Desired by the Veneranda Fabbrica and the Metropolitan Chapter of Milan and brought to completion also thanks to the support of the Ministry of Infrastructures and Transport and the Lombardy Region, the restoration work was carried out by the Fabbrica workers with the help of restoration professionals such as Luca Quartana for the wooden part, Ilaria Mensi for the fabrics, Anna Rizzi and Franco Blumer for all the silver ornaments, from the reliefs on the vault to the Virtues on the lower part, for the silver frames of the tapestries and the altar frontal.
In particular, the patinas on the metal decorations, the surface deposits, the oxidation of the silver and gold threads of the tapestries, which were torn and abraded in many places, and the moth-eaten and heavily varnished wooden parts made such restoration urgent.
The work has thus made it possible to restore new splendour – this is precisely the expression we should use – to all the decorative surfaces of the Scurolo, hidden by centuries of dust and dirt, and to have recreated an artistic and authentically spiritual environment, quite different from how it was before the work began: the silverware was so oxidised that it almost looked like ebony; the tapestries were damaged and unsafe.
The Veneranda Fabbrica del Duomo also provided for the renovation of the installations and lighting of the chapel, designed by Pietro Palladino.
“For a long time, the desire had been burning within us to get to work on the restoration of one of the most hidden and precious spaces in Milan Cathedral: the Scurolo di San Carlo.

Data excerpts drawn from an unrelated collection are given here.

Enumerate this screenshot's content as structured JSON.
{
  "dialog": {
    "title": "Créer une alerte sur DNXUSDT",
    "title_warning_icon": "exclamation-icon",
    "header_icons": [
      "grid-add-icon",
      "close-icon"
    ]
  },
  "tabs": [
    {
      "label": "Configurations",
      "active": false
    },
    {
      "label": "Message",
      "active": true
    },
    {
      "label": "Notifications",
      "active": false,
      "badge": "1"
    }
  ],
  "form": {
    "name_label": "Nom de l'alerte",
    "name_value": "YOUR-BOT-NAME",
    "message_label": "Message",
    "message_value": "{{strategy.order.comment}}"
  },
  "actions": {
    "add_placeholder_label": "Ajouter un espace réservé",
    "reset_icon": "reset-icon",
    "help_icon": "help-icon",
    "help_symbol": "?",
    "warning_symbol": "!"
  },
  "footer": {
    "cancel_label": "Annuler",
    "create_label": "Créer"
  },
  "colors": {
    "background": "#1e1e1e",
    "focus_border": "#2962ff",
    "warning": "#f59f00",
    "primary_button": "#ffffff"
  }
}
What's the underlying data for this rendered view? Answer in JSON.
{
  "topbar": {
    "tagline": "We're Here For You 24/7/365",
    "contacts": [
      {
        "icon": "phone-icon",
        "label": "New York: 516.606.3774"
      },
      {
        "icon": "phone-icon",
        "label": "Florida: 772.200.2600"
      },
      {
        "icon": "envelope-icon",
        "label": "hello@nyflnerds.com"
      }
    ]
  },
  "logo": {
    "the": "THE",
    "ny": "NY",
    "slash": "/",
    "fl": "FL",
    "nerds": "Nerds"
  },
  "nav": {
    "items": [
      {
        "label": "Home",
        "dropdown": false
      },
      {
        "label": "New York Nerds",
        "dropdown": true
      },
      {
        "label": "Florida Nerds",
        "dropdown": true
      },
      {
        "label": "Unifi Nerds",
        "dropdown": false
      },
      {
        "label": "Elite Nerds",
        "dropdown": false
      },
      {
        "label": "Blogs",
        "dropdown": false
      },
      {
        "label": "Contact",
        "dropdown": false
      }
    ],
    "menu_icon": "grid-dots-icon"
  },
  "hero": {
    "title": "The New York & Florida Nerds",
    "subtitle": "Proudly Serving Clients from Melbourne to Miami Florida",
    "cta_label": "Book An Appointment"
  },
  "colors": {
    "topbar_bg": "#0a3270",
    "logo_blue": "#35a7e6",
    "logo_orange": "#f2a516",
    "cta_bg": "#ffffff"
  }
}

An initial attempt had been blocked by the pandemic, which had brought not only our lives, but also many projects under discussion at the Veneranda Fabbrica del Duomo, into a state of ‘suspension’. Having overcome the drama of those days and resumed the fervour of work on the site, the Fabbrica Management wisely opened the works to restore full splendour as soon as possible to a space that visibly needed cleaning and restoration” – comments Monsignor Gianantonio Borgonovo, Archpriest of the Milan Duomo.